The back and forth continued, bringing more votes, but the Fiesta was still on sale with the transmission. At the time, we did not really know what had been done to remedy the problem. However, the problem came back when the time came to install the transmission in the Focus.

In 2010, the product development engineer, Tom Langeland, told supervisors that something was absolutely wrong with the car. He criticized the vehicle for its "nasty launch rampage" and its excessive vibrations. "We also can not do a controllable calibration that will take us to production," he said. "The delivery of the clutch torque MUST BE ENHANCED."

One month before Focus was sent to dealerships, Craig Renneker, then Acting Director of Transmission and Transmission, sent an email to Richard Bonifas, customer service manager at Ford's assembly plant in Michigan. Wayne. "Focus 2012 vehicles equipped with the DPS6 transmission may shake on start-up or slow down sharply … pass vehicles to dealerships with the level of thrill we currently have and continue our efforts for a permanent resolution," Renneker wrote in February 2011. " It is only my opinion and it is not popular. "

The problems were even more prevalent on the Focus than the Fiesta, sending customers back to the dealership in large numbers. Tired of no solution on the part of the factory, the service centers were quick to express their frustrations.

"I'm tired of looking like the villain who has repaired all those DPS6 transmissions, while in truth, it's Ford, the villain here," reads in a 2013 email from D & # 39; 39, a dealer in Jacksonville, Florida. "Let's be honest, Ford makes a horrible product and we transgender people are angry, my warranty manager thinks I'm crazy and it's like tearing your teeth to get paid for all the work we have to do in this area.The input shaft seals work well only about 10,000 km.And replacing them as well as the clutch, the car will only come back again and again.I do it 4 or 5 per week on average … I would like to know how Ford intends to fix it. "

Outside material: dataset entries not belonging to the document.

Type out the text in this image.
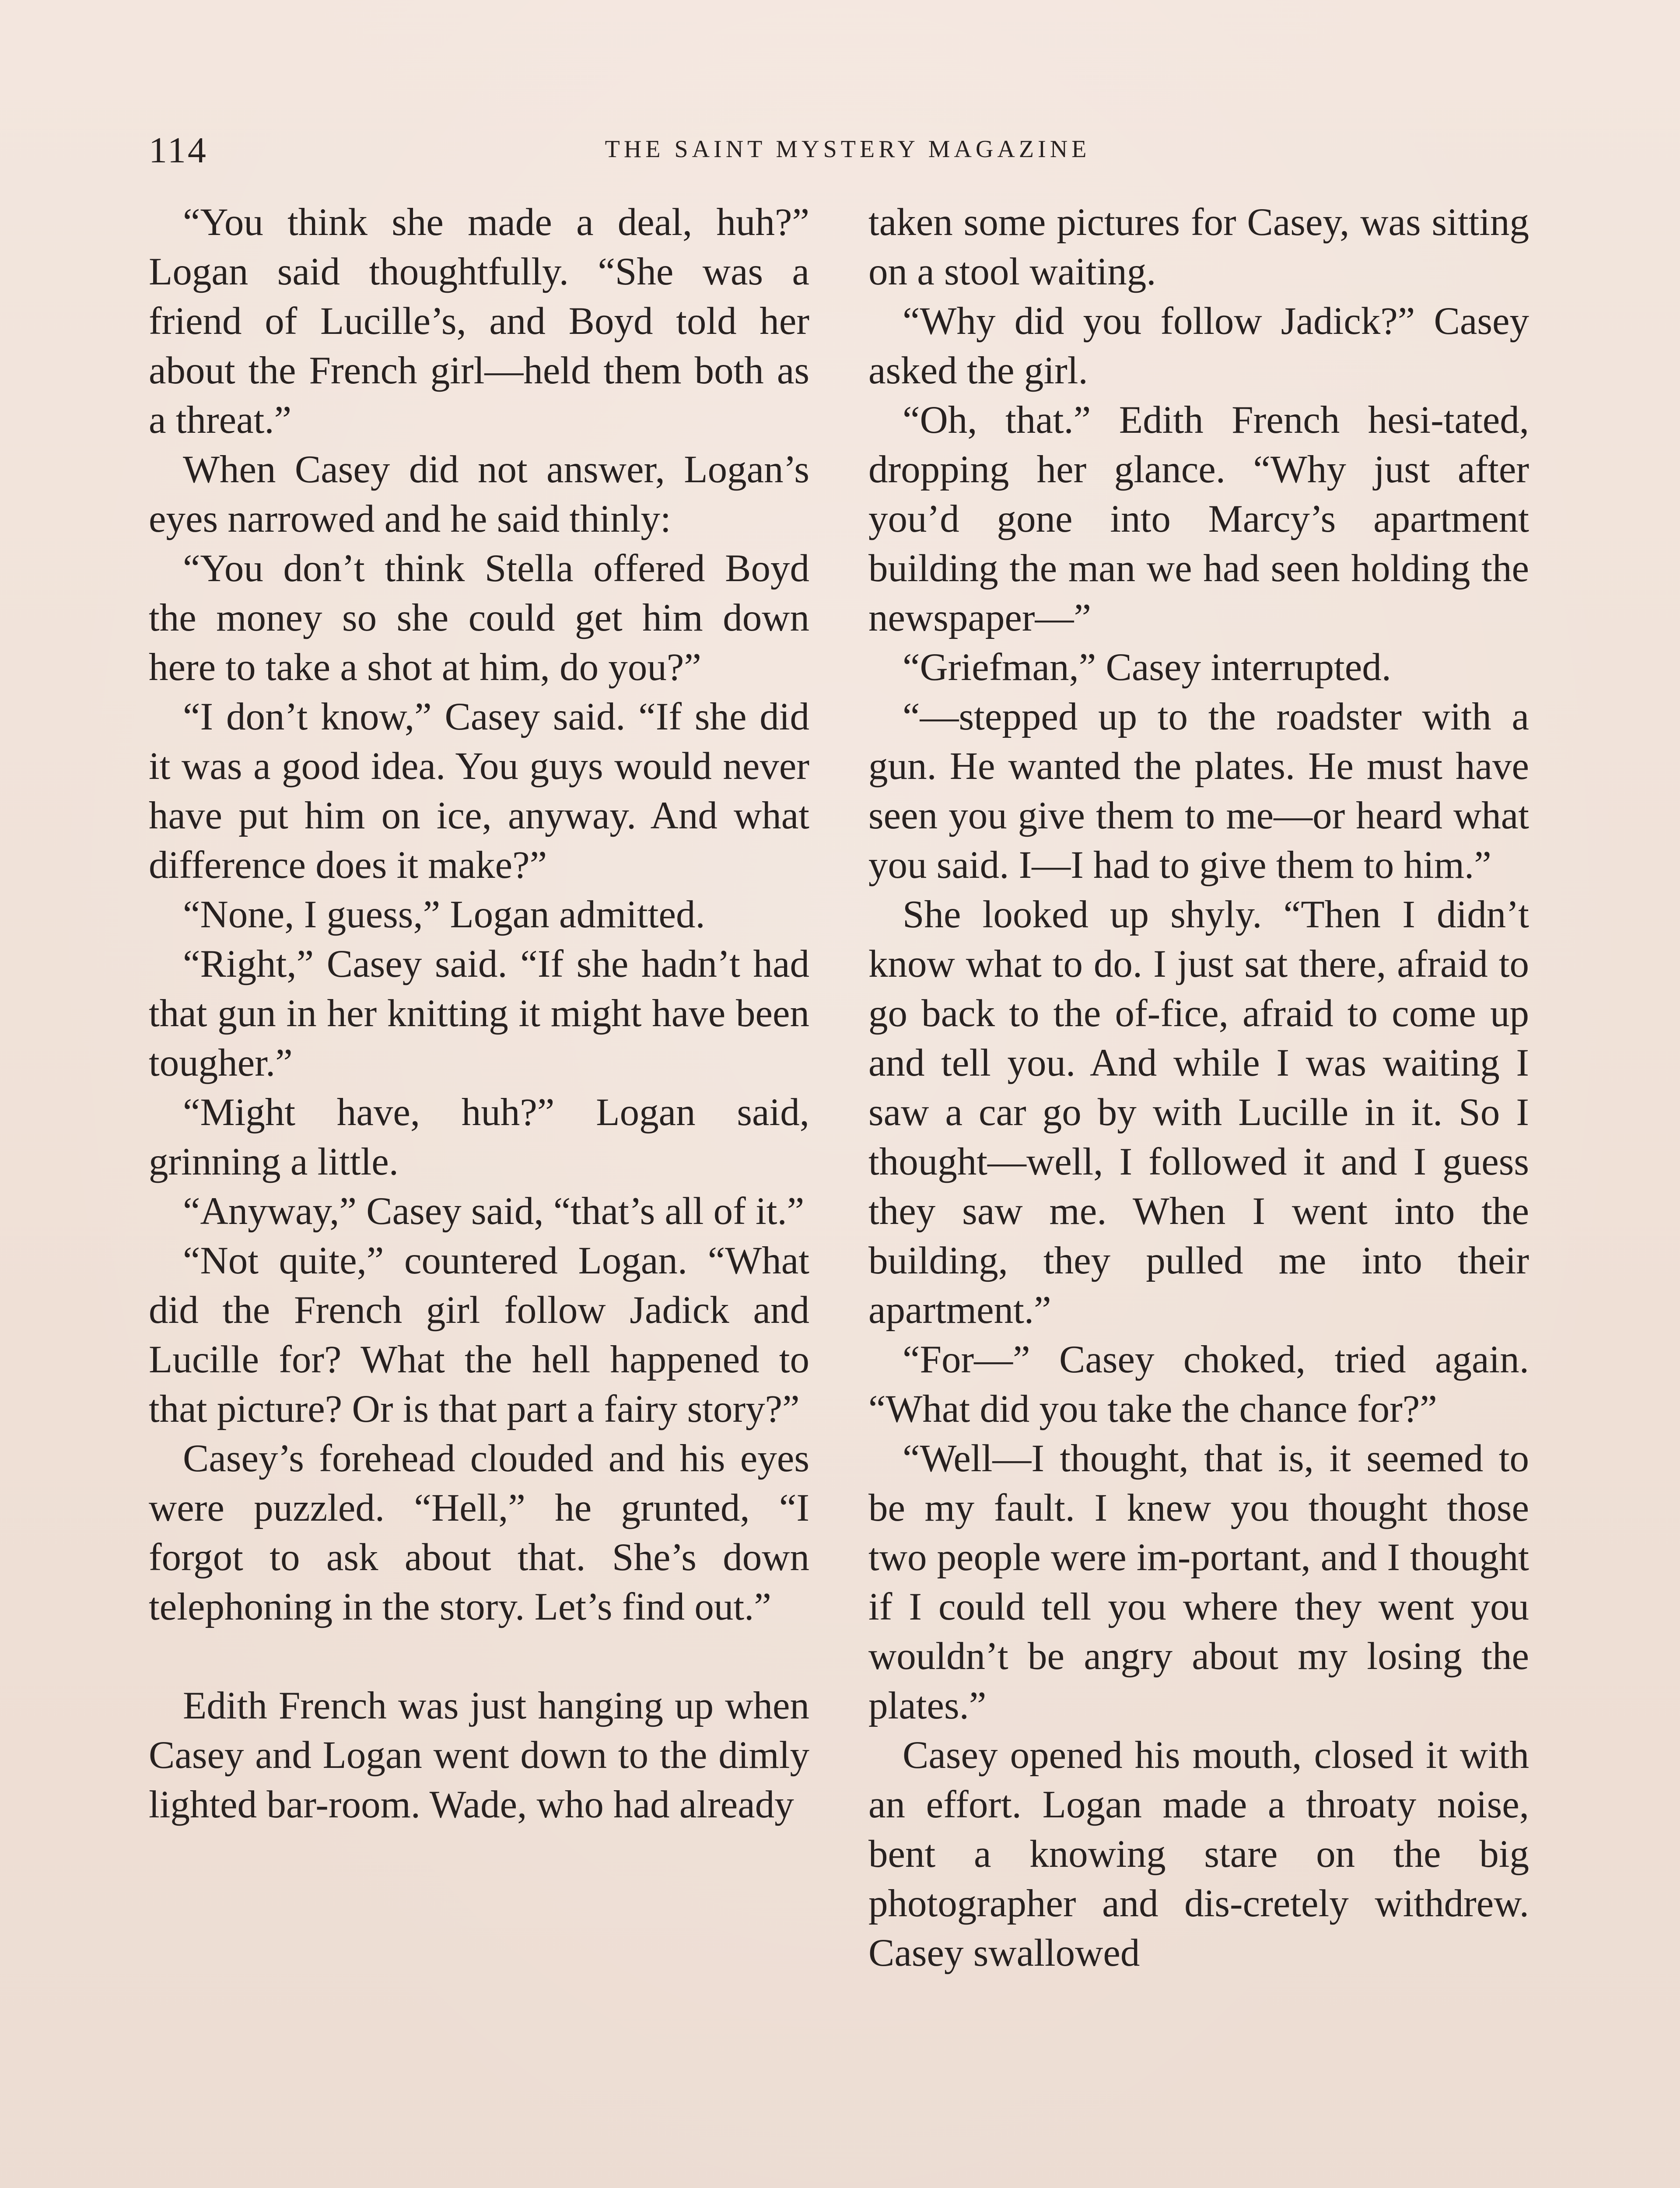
114	THE SAINT MYSTERY MAGAZINE

“You think she made a deal, huh?” Logan said thoughtfully. “She was a friend of Lucille’s, and Boyd told her about the French girl—held them both as a threat.”

When Casey did not answer, Logan’s eyes narrowed and he said thinly:

“You don’t think Stella offered Boyd the money so she could get him down here to take a shot at him, do you?”

“I don’t know,” Casey said. “If she did it was a good idea. You guys would never have put him on ice, anyway. And what difference does it make?”

“None, I guess,” Logan admitted.

“Right,” Casey said. “If she hadn’t had that gun in her knitting it might have been tougher.”

“Might have, huh?” Logan said, grinning a little.

“Anyway,” Casey said, “that’s all of it.”

“Not quite,” countered Logan. “What did the French girl follow Jadick and Lucille for? What the hell happened to that picture? Or is that part a fairy story?”

Casey’s forehead clouded and his eyes were puzzled. “Hell,” he grunted, “I forgot to ask about that. She’s down telephoning in the story. Let’s find out.”

Edith French was just hanging up when Casey and Logan went down to the dimly lighted bar-room. Wade, who had already

taken some pictures for Casey, was sitting on a stool waiting.

“Why did you follow Jadick?” Casey asked the girl.

“Oh, that.” Edith French hesi-tated, dropping her glance. “Why just after you’d gone into Marcy’s apartment building the man we had seen holding the newspaper—”

“Griefman,” Casey interrupted.

“—stepped up to the roadster with a gun. He wanted the plates. He must have seen you give them to me—or heard what you said. I—I had to give them to him.”

She looked up shyly. “Then I didn’t know what to do. I just sat there, afraid to go back to the of-fice, afraid to come up and tell you. And while I was waiting I saw a car go by with Lucille in it. So I thought—well, I followed it and I guess they saw me. When I went into the building, they pulled me into their apartment.”

“For—” Casey choked, tried again. “What did you take the chance for?”

“Well—I thought, that is, it seemed to be my fault. I knew you thought those two people were im-portant, and I thought if I could tell you where they went you wouldn’t be angry about my losing the plates.”

Casey opened his mouth, closed it with an effort. Logan made a throaty noise, bent a knowing stare on the big photographer and dis-cretely withdrew. Casey swallowed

These are just the juiciest pieces. The full report presents many more examples of Ford's internal conflicts around the gearbox and we encourage you to read them. They include examples of how the builder has tried to deal with the financial issues associated with DPS6, test protocols, warranty extensions, lawsuits, regulatory oversight and many internal disputes.

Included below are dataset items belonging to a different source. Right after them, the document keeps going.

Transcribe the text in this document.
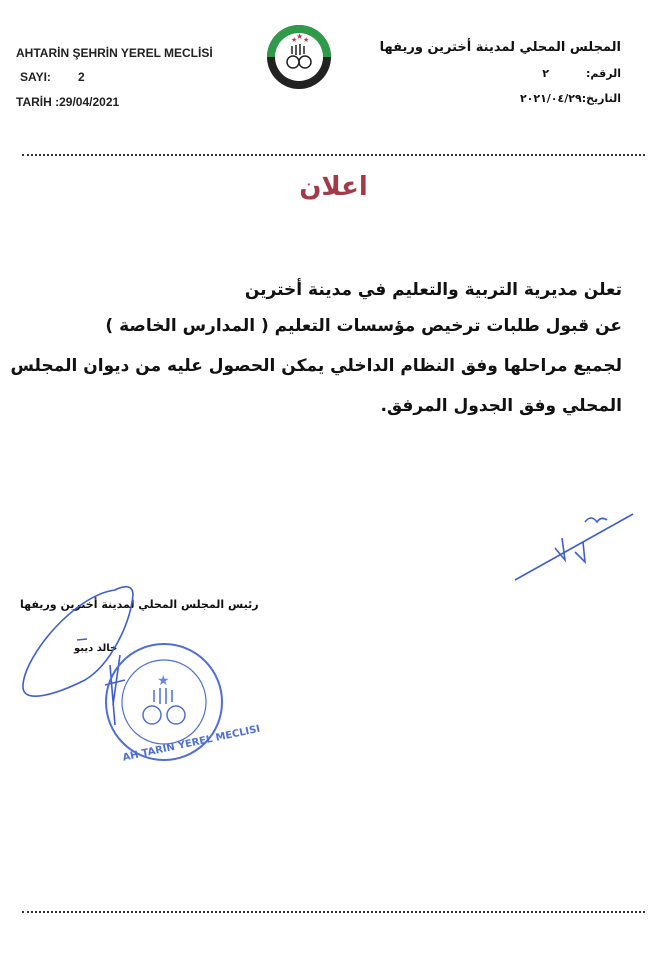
AHTARİN ŞEHRİN YEREL MECLİSİ
SAYI: 2
TARİH :29/04/2021
★
★ ★	المجلس المحلي لمدينة أخترين وريفها
الرقم:
٢
التاريخ:٢٠٢١/٠٤/٢٩
اعلان
تعلن مديرية التربية والتعليم في مدينة أخترين
عن قبول طلبات ترخيص مؤسسات التعليم ( المدارس الخاصة )
لجميع مراحلها وفق النظام الداخلي يمكن الحصول عليه من ديوان المجلس
المحلي وفق الجدول المرفق.
رئيس المجلس المحلي لمدينة أخترين وريفها
خالد ديبو
★
AH TARIN YEREL MECLISI
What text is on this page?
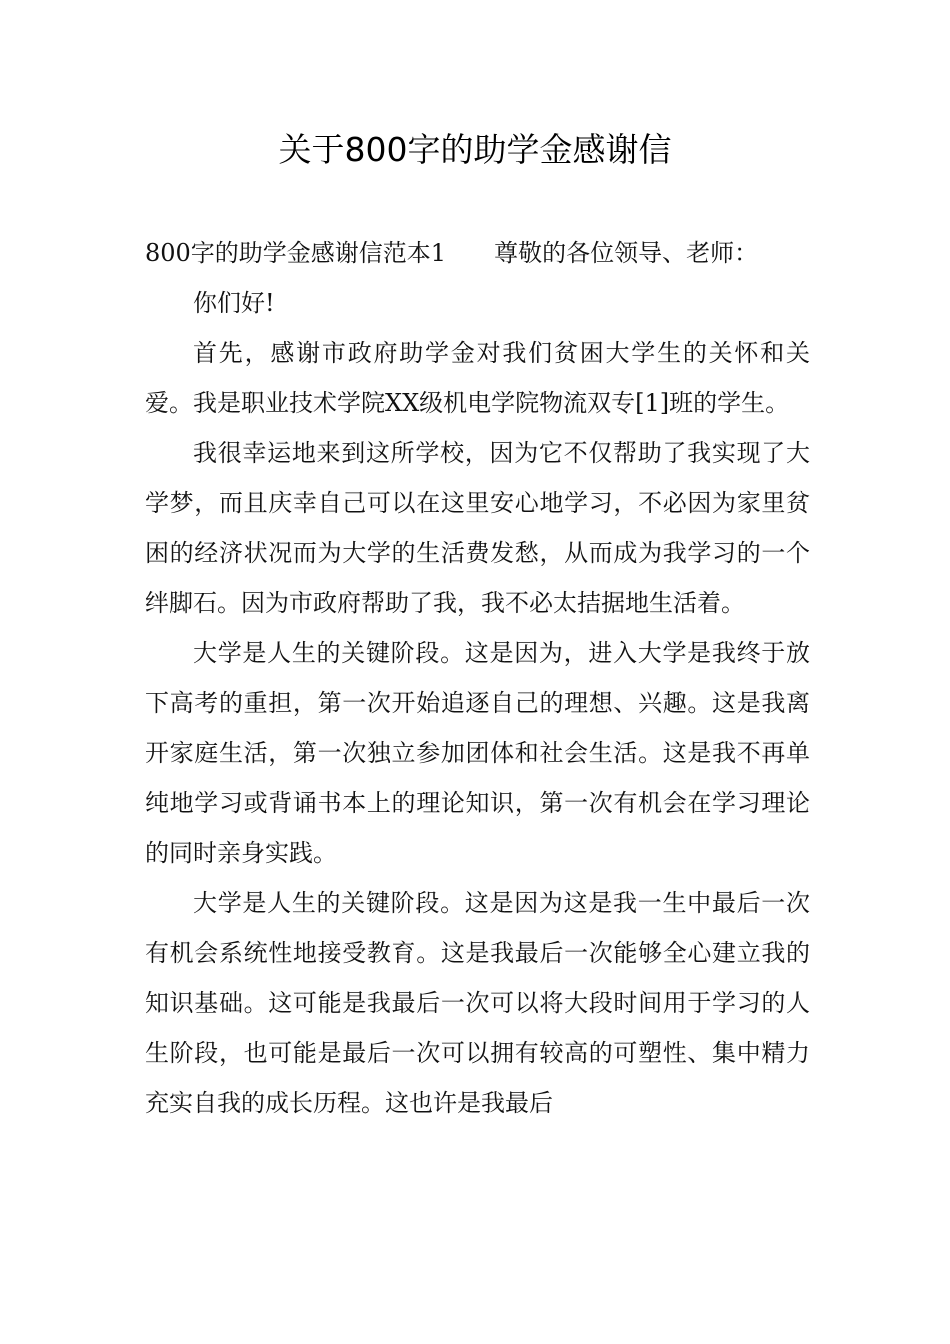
关于800字的助学金感谢信

800字的助学金感谢信范本1 尊敬的各位领导、老师：

你们好!

首先，感谢市政府助学金对我们贫困大学生的关怀和关爱。我是职业技术学院XX级机电学院物流双专[1]班的学生。

我很幸运地来到这所学校，因为它不仅帮助了我实现了大学梦，而且庆幸自己可以在这里安心地学习，不必因为家里贫困的经济状况而为大学的生活费发愁，从而成为我学习的一个绊脚石。因为市政府帮助了我，我不必太拮据地生活着。

大学是人生的关键阶段。这是因为，进入大学是我终于放下高考的重担，第一次开始追逐自己的理想、兴趣。这是我离开家庭生活，第一次独立参加团体和社会生活。这是我不再单纯地学习或背诵书本上的理论知识，第一次有机会在学习理论的同时亲身实践。

大学是人生的关键阶段。这是因为这是我一生中最后一次有机会系统性地接受教育。这是我最后一次能够全心建立我的知识基础。这可能是我最后一次可以将大段时间用于学习的人生阶段，也可能是最后一次可以拥有较高的可塑性、集中精力充实自我的成长历程。这也许是我最后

Ford's official response to history was that it handled the issue responsibly and ensured that a good product was on the market – while maintaining the safety of DSP6-equipped cars. He also issued a statement to the Free Press concerning Wednesday's investigation:

In 2011 and 2012, Ford was excited and proud to introduce a brand new, innovative transmission that delivers superior fuel efficiency and a reduced environmental footprint. The development of transmission presented common challenges to new and innovative technologies. These challenges were raised during normal exchanges within Ford and with Getrag, the manufacturer of the transmission.

After rigorous testing during development, we had confidence in the transmission and our ability to solve the quality problems that can arise with the new technology. Some consumers, familiar with traditional automatic transmissions, found the changing pattern of the new fuel-efficient automatic gearbox unusual and asked their dealers questions. By design, the new transmission, also automatic, has evolved further like a manual transmission. Where manual transmissions were even more common, consumer inquiries were much less numerous.

Once the new transmission started, other problems arose. We acted quickly and decisively to investigate problems, alert dealers, recommend and pay for repairs, and extend warranties. Although we eventually resolved the quality issues, the solutions were more complex and took longer than expected. We regret the inconvenience and frustration that some consumers have caused.

Along the way, we have identified and discussed a series of possible solutions, including the transition to a completely different transmission. We felt that the decisions we made at different times to correct the problems were the best for consumers. Although we solved the quality issues related to the transmission, the vehicles in which it was installed were and remain safe.